Two recent studies, one by Centre for Global Development (CGDEV) and the other by The Lancet, have estimated the potential fatalities of COVID-19, directly and indirectly.
The Lancet estimates the additional maternal and under-5 child deaths resulting from the potential disruption of health systems and decreased access to food.
The CGDEV predicted the fatality rates in different regions accounting for differences in age, sex, relevant comorbidities, and health system capacity.
Additional Child and Maternal Deaths
The Lancet study looks at indirect effects, the reallocation of health care and resources in the developing world, which could contribute to over one million child deaths.
The indirect effects could cause additional 56,700 maternal deaths in six months, versus an unmitigated pandemic.
The estimated additional maternal and under-5 child deaths are in 118 low-income and middle-income countries.
During the 2014/15 Ebola crisis in West Africa, indirect effects such as fear of Ebola and health care workers led to reduced maternity care and childhood vaccinations.
These factors will have to be taken into account by leaders who are deciding lockdown measures and allocating resources over the coming months.
When the pandemic is over health systems must recover quickly, the longer these areas are without adequate care, the more lives will be lost.
Which region could be affected the most?
The fatality rate from COVID-19 varies widely, factors such as non-random testing make it impossible to estimate the infection fatality rate (IFR) in many low-middle income countries.
The CGDEV estimate the adjustments required to extrapolate estimates of the IFR from high to low-income countries.
Factors such as age have been accounted for, as fewer people are expected to die in a country with a young demographic compared to a country with an older population.
Likewise, a country where the general population has more relevant comorbidities we would expect more deaths.
The adjusted infection fatality rate (AIFR) is the IFR, adjusted to balance out a regions health system capacity.
In regions like high-income North America, the IFR and the AIFR is the same as the capacity of the health system shouldn’t be overloaded.
However, lockdown measures have been eased in some states and the US is reporting record high daily cases.
Not so long ago it was a widely held view (in the western world at least) that this pandemic would overwhelm Africa’s health system with catastrophic consequences.
Yet as of now Africa is one of the least impacted regions in the world and based on estimates by CGDEV this trend will continue.
Africa is an unsung continent in the fight against COVID-19 and lessons can be learned.
Using the data from CGDEV I estimated the number of fatalities if the disease was to continuing spreading until herd immunity was achieved.

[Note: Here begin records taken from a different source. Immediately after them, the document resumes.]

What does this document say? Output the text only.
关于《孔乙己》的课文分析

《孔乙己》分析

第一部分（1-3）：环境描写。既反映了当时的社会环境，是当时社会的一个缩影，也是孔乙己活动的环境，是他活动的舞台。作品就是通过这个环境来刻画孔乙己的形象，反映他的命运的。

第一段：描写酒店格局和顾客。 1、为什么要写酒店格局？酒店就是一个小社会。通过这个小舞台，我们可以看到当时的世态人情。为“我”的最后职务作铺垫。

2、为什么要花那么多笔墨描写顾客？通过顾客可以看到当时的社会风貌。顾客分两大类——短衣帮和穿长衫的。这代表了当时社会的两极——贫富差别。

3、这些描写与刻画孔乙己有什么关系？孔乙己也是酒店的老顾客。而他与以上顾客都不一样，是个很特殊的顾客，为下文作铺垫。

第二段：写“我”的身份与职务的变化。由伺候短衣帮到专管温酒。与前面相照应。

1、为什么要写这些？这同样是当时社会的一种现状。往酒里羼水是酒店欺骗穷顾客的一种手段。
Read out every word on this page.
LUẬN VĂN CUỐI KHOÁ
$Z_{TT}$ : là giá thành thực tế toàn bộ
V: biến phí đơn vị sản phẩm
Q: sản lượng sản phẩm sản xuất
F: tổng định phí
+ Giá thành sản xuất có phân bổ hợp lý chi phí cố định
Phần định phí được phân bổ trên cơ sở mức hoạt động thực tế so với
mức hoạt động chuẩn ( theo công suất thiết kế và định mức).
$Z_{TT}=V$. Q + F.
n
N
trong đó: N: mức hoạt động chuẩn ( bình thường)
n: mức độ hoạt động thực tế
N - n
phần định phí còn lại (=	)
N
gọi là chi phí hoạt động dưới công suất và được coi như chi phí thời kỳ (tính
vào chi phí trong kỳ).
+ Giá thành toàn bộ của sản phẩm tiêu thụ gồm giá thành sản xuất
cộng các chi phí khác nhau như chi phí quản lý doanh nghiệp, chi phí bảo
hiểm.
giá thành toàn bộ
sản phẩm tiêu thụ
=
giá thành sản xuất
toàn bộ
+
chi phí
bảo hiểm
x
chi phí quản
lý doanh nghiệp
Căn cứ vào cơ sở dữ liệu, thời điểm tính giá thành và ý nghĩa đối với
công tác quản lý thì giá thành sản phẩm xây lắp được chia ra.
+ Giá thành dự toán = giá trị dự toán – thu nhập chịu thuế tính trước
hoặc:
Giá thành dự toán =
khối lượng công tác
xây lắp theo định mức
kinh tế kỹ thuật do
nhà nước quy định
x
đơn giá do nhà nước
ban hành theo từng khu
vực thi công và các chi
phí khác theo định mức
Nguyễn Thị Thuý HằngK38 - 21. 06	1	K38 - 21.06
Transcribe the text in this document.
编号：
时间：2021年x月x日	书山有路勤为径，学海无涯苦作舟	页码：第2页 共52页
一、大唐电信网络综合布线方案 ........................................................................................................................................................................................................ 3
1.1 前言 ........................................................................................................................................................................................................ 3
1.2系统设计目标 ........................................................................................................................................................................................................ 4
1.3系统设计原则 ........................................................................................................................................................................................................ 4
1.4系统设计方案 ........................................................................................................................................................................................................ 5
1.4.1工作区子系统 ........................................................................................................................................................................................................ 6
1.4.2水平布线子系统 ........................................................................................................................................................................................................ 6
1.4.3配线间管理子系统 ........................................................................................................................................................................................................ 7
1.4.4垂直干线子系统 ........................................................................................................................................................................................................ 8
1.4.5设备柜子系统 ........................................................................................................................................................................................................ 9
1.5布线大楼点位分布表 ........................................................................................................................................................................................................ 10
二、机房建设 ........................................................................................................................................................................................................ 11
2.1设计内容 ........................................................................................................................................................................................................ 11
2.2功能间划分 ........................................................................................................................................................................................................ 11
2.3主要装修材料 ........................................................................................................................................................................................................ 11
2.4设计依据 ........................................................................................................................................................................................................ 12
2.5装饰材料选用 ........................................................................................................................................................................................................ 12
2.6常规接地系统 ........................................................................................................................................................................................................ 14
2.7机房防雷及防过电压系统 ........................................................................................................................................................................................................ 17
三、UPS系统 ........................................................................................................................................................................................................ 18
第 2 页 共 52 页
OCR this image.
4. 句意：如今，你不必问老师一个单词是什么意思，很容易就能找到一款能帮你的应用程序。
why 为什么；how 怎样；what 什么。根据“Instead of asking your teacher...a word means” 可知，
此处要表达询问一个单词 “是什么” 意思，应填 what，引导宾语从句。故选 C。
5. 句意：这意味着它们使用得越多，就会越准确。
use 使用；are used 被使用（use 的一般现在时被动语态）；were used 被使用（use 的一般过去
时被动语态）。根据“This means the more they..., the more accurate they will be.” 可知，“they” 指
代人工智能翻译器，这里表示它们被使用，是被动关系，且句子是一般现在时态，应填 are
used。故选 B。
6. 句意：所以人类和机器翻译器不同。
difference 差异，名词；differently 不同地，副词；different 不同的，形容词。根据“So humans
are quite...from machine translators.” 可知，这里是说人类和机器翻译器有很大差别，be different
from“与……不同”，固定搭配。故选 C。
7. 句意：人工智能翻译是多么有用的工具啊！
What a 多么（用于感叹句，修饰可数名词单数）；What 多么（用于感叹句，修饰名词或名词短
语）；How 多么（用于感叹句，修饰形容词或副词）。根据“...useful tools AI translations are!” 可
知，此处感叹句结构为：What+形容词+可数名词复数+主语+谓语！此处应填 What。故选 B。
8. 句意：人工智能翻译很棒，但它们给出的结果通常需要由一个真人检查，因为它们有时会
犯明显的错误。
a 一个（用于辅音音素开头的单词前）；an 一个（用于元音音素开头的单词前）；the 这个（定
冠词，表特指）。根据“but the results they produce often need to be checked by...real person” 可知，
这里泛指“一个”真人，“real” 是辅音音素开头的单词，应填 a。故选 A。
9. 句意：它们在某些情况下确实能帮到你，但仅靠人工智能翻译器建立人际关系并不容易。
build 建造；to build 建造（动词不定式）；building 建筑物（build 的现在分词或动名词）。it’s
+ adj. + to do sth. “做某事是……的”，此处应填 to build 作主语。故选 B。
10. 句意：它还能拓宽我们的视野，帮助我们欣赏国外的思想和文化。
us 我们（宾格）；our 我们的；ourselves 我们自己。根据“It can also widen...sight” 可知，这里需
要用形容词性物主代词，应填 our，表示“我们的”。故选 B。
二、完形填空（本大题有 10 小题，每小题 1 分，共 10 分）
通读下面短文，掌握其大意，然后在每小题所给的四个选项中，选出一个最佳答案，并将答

The number of people that need to be immune depends on the disease, the more infectious a disease, the greater the population immunity needed to ensure herd immunity.
For example, for measles around 95% of people need to be immune for a population to have herd immunity, for COVID-19 it’s estimated to be around 60%.
It was the second wave of the Spanish flu – where 50-100m people died – that was the most lethal.
A lot of the world wasn’t ready for the first outbreak of COVID-19, it must be prepared if the disease keeps spreading and/or the second wave of infections arrives.